Sabtu, 26 Mei 2012

PERAHU TRADISIONAL YANG MELAYARI SUNGAI BATANGHARI SEMBILAN

Secara tradisional masyarakat etnik Melayu, menjadikan sungai bagian yang tidak terpisahkan dalam budayanya, apalagi pada masanya sungai menjadi andalan dalam melancarkan perhubungan dengan wilayah pedalaman, yang masih asing dan rimba-belantara yang kaya hayatinya.

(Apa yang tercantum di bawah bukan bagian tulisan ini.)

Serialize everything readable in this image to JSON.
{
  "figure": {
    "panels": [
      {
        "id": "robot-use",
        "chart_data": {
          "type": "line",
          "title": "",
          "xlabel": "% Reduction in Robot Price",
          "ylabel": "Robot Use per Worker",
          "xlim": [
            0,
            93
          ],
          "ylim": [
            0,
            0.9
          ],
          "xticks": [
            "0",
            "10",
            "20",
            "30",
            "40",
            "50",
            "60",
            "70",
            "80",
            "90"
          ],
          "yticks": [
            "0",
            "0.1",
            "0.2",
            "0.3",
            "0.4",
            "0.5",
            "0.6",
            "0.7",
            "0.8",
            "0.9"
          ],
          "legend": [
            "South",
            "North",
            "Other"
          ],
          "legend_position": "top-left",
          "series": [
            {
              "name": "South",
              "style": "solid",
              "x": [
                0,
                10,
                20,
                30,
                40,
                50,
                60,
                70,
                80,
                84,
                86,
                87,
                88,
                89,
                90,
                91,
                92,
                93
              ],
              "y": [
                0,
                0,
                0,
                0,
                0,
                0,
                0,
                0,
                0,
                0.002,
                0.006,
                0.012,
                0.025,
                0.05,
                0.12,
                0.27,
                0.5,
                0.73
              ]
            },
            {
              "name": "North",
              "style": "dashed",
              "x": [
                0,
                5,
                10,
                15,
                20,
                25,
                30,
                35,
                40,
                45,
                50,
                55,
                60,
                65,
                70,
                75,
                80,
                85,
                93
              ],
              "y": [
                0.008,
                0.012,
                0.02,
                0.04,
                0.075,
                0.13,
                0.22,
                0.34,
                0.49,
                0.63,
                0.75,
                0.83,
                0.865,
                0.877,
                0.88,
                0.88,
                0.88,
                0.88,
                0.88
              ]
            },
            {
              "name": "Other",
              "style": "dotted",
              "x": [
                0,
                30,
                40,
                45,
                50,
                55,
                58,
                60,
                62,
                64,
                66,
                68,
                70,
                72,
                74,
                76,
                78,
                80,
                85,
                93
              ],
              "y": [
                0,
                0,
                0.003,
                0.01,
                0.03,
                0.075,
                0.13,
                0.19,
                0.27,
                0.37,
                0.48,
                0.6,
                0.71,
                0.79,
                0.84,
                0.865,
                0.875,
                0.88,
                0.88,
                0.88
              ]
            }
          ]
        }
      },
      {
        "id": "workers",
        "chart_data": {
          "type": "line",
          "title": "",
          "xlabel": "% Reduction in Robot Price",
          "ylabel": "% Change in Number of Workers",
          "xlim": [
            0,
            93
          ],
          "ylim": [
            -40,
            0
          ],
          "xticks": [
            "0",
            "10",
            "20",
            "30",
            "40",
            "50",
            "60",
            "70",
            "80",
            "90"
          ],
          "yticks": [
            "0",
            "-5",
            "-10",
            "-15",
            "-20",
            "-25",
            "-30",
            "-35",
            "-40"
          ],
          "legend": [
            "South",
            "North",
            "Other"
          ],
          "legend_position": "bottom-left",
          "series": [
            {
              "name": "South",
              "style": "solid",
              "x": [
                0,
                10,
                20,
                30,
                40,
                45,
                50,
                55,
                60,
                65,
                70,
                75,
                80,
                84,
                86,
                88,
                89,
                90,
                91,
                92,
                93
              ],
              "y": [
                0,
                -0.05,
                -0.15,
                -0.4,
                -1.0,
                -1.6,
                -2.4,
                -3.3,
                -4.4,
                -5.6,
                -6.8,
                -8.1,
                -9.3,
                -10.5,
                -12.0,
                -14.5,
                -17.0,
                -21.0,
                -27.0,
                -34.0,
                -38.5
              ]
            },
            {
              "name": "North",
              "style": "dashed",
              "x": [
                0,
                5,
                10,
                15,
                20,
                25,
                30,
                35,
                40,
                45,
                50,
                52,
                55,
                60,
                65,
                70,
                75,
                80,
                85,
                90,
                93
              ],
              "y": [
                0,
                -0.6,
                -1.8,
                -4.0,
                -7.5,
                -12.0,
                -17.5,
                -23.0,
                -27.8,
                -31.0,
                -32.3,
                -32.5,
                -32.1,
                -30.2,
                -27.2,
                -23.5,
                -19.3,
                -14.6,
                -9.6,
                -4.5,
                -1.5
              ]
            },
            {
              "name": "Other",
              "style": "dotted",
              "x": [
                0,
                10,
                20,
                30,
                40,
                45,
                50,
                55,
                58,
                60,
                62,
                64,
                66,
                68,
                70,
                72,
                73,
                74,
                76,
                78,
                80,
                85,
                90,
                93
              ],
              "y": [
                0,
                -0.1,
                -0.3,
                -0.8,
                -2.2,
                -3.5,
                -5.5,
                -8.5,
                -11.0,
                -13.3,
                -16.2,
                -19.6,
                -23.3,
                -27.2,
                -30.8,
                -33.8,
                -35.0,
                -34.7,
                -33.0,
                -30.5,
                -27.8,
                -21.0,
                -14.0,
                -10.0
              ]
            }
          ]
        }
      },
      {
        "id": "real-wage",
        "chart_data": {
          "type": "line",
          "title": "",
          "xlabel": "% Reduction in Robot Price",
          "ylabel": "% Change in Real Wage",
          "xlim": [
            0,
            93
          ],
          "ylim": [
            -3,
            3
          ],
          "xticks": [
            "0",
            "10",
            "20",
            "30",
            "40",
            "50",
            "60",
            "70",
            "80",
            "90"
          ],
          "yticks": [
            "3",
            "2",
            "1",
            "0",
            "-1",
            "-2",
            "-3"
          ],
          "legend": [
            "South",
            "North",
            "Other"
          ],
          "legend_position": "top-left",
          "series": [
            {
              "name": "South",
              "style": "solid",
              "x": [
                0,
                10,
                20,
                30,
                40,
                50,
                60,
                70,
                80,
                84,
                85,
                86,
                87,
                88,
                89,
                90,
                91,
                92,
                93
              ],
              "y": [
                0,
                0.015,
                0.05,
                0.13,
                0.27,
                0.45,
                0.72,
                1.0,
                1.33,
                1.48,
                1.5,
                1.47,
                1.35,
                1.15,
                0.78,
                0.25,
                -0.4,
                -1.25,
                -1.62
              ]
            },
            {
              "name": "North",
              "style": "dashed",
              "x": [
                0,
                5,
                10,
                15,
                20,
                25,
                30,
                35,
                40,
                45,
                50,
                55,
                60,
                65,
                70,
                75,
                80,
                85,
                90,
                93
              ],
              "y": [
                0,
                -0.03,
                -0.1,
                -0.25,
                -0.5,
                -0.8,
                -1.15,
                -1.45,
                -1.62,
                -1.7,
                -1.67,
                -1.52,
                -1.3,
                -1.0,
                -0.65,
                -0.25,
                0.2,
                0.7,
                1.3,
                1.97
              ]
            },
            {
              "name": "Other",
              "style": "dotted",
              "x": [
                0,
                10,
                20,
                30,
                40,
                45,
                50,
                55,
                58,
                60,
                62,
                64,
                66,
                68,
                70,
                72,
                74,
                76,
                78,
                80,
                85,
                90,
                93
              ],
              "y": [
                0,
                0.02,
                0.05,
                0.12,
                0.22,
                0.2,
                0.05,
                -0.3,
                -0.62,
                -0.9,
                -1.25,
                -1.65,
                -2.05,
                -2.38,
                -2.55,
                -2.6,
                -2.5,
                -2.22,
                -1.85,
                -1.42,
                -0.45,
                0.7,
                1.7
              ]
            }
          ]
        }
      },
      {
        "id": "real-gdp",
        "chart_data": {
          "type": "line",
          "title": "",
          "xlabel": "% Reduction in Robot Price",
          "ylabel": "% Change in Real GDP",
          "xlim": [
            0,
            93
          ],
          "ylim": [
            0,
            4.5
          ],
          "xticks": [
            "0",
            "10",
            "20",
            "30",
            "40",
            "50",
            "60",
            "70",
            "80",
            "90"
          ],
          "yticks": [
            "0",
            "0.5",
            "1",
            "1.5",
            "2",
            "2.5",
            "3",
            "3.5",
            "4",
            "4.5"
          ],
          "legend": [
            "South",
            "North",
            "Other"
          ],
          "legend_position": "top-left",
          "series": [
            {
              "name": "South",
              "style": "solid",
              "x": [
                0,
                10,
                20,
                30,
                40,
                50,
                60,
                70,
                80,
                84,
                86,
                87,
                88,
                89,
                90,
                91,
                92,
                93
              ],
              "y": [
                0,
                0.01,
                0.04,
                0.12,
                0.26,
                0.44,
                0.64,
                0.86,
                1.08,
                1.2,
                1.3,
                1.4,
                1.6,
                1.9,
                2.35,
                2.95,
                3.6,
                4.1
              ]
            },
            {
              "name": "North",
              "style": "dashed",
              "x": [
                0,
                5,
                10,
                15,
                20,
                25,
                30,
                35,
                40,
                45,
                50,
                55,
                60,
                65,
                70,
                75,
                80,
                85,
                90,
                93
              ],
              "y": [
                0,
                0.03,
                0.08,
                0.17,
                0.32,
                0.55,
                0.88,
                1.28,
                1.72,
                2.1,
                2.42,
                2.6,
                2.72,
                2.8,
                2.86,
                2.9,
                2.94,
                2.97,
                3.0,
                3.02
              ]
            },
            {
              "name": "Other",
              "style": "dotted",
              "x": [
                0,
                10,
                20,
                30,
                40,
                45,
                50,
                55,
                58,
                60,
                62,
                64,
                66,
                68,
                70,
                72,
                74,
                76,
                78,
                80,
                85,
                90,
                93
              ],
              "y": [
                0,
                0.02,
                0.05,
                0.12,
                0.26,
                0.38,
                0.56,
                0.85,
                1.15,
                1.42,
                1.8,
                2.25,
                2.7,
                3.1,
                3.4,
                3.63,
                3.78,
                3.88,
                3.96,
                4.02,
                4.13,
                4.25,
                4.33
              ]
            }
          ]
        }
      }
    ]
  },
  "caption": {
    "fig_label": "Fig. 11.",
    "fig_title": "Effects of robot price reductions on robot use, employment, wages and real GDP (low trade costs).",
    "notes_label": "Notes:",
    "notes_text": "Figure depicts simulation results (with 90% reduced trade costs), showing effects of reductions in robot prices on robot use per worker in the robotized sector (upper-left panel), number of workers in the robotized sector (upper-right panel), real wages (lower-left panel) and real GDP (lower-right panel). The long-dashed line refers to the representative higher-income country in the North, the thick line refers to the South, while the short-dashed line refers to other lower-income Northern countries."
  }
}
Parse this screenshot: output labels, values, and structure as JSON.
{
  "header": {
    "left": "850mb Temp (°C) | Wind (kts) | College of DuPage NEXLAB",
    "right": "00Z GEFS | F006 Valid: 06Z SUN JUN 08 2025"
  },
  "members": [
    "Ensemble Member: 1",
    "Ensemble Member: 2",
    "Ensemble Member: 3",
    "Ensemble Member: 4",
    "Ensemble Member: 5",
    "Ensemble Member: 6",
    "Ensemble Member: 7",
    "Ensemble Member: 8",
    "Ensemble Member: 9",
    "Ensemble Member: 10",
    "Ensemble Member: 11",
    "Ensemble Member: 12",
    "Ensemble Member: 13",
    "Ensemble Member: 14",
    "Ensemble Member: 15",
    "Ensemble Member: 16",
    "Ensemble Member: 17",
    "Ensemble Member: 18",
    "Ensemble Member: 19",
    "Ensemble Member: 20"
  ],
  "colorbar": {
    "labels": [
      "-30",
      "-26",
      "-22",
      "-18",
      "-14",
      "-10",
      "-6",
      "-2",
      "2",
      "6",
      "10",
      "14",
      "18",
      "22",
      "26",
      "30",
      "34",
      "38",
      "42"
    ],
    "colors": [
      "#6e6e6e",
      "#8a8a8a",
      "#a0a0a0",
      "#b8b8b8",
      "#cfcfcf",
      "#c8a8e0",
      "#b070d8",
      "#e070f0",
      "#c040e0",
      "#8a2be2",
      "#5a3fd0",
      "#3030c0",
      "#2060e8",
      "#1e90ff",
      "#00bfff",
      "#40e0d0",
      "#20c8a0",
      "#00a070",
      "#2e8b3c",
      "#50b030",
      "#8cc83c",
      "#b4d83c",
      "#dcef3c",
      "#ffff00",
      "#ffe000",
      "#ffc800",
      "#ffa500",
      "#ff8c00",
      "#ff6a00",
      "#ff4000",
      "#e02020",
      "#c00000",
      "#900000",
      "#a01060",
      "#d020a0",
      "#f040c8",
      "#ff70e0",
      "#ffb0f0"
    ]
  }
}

Tidak terkecuali dalam hal ini, masyarakat melayu yang dengan lingua-francanya, sehari-hari menggunakan bahasa Ogan, yakni masyarakat yang hidup di sepanjang Sungai Ogan, sungai yang bermuara ke Sungai Musi, yang menjadi penghubung muara-muara sungai-sungai besar lain, dan disebutlah dengan wilayah "Batanghari Sembilan", yang pada akhirnya bermuara ke Laut juga (tepatnya di Selat Bangka).
Dari laut itu pulalah, titik awal masuknya kapal-kapal dan perahu-perahu tradisional dari mancanegara dengan sarat muatan yang melayari sungai-sungai di Batanghari Sembilan, utamanya Sungai Musi, sehingga menjadi jalur perdagangan internasional yang ramai, terutama setelah berdirinya Kerajaan Sriwijaya di Palembang.  Bahkan Palembang, sebagai pusat kekuasaan, tidak saja ramai dengan kehadiran para pedagang mancanegara, tapi juga mengundang kehadiran para pelajar Perguruan Tinggi untuk memperdalam Agama Budha di Universitas Nalanda. Jalur Sungai Batanghari Sembilan tetap ramai, begitu pula Kota Palembang sebagai pusat kekuasaan, sampai ke periode Islam berdirnya Kesultanan Palembang, pasca runtuhnya Dinasty Saylendra yang menguasai Kerajaan Sriwijaya.
Kapal-kapal yang dari Dinasty Saylendera, yang mengawali pelayarannya kepedalaman Batanghari Sembilan, dapat dilihat pada relief di Candi Borobudur.

 

Kapal-kapal inilah yang kemudian menjadi alat transpotasi perdagangan, angkut penumpang, dan bahkan menjadi kapal perang untuk pertahanan wilayah maritim, maupun ekspansi kekuasaan ke wilayah lain, sampai ke negeri Syiam (sekarang:Thailand).
Sementara untuk melayari wilayah sungai-sungai yang jauh dipedalaman dan juga sebagai alat transportasi sehari-hari dilakukan oleh masyarakat, di antaranya di sebut dengan "Perahu Kajang". (lihat seperti sketsa di bawah ini)
Perahu sejenis ini, juga dipakai sebagai alat transportasi masyarakat yang mendiami sepanjang sungai ogan, termasuk masyarakat ogan Dusun Durian (Hang Drian) ,yang merupakan keturunan dari Puyang Raden Dasun, pada masanya.
Dalam bentuk yang lebih riil dari perahu kajang ini, masih digunakan oleh masyarakat Batanghari Sembilan di tahun-tahun belakangan ini yang masih tersisa, seperti gambar di bawah ini :

Demikian sekilas atau selayang-pandang tentang alat transportasi tradisional yang dipakai di sungai Batanghari Sembilan. Jika social-memory ini masih ada, kita bisa membandingkanya dengan Venesia di Eropa, maka inilah Venesia Van Sumatera (Venesia di Sumatera) yang lebih natural, bukan buatan. (foto-foto diambil dari berbagai sumber).